RELATO
Agarra a su hijo Yeyo, lo envuelve en el perraje y se lo pone en la espalda. Sobre la mesa coloca dos mudas de ropa, su peineta, los talcos del niño, un bote de crema para la cara, un par de zapatos con las suelas rotas -que piensa que las puede mandar a arreglar cuando llegue- un sobre con fotografías y unos pedazos de playeras que hizo pañales. En una manta pone una bolsa con un puño de sal, unos pishtones que torteó en la mañana y el último pedazo de queso oreado que le queda. Una cabeza de ajo, dos limones y unas hojas de hierbabuena por si le da el mal de camioneta. Llena de agua un envase plástico de medio litro, coloca todo sobre el mantel y lo amarra en un tanate que se cuelga del hombro. En el otro se cuelga en una bolsa de costal a Papayo -el perro que rescató de días de nacido en el basurero-. Echa candado en la puerta y se va sin mirar atrás.

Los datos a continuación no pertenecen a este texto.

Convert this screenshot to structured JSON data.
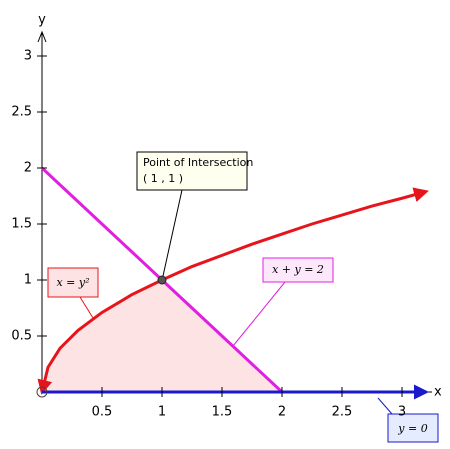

La alcanza Maura, ahogándose por las carreras, le da un abrazo y le entrega una bolsa con jocote rojo de febrero, unos mangos tiernos y cien quetzales que son todos sus ahorros, para que se ayude con el pasaje -le dice, mientras la abraza muerta en llanto, son amigas de toda la vida-, Isaura le encarga su casita de adobe, sus matas de culantro y el tamarindo que se le logró pegar. Son las cuatro de la mañana, aborda el autobús, mientras se aleja de su natal Teculután, Zacapa, va quedando atrás el eco del canto de los gallos y el olor de la leche recién ordeñada, no lo sabe pero jamás regresará, el que volverá es Yeyo, en treinta años, para colocar sus cenizas en el cementerio junto a los restos de sus abuelos y para cuidar la casita de adobe, las matas de culantro y descansar a la sombra del tamarindo junto a los nietos de Papayo.